Hacker News new | ask | show | jobs
by jensbontinck 107 days ago
This is why governance has to be external to the model. If you ask the model "are you sandboxed?" it will confabulate an answer. If you rely on the model to self-enforce safety rules, it will sometimes comply and sometimes not, depending on the prompt.

The fix is architectural: the governance layer sits between the agent and the model, not inside the model. It doesn't ask the model to behave, it scans what goes in, scans what comes out, and blocks anything that violates policy. The model never sees the blocked content. Fail-closed: if the governance layer goes down, nothing gets through.

Same principle as network security. You don't ask the packet to self-inspect — you route it through a firewall.

1 comments

Yes, I very much agree with you the best practice is clear.

And Anthropic's out-of-the-(sand)box is good governance, the problem here is the orchestration wrapper on top which has broken it in a non-obvious way, leading to this unintentionally "deceptive" LLM behaviour where the LLM itself believes it is still in the good governance world.
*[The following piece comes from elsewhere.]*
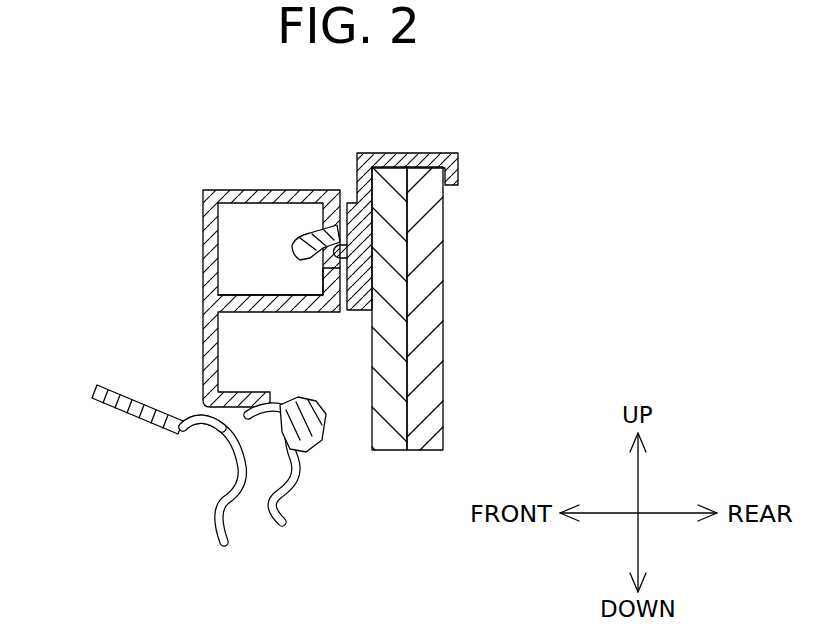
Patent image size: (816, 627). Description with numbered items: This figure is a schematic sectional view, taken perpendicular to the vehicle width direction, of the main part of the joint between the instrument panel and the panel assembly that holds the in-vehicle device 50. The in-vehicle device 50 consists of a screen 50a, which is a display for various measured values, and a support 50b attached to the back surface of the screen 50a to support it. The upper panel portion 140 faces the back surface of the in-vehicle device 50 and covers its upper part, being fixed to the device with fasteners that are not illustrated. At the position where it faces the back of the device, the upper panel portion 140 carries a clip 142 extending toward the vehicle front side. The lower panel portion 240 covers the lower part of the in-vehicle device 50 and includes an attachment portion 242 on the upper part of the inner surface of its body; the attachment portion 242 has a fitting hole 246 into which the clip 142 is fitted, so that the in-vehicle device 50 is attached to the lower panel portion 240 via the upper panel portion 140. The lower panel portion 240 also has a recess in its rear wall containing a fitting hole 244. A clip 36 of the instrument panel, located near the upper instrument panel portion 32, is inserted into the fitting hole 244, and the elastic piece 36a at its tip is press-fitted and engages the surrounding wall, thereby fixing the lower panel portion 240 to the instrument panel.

The emergent deception is not something that AI aligners & optimists would necessarily expect from an LLM, but is a curious result explained because of the correct knowledge that the anthropic's uncompromised sandbox is good governance.

I suspect you would have a harder time deriving this behaviour with an aligned llm by starting from a non robust sandbox, e.g. make it promise not to touch anything in a system prompt, vs compromising an otherwise known robust setup.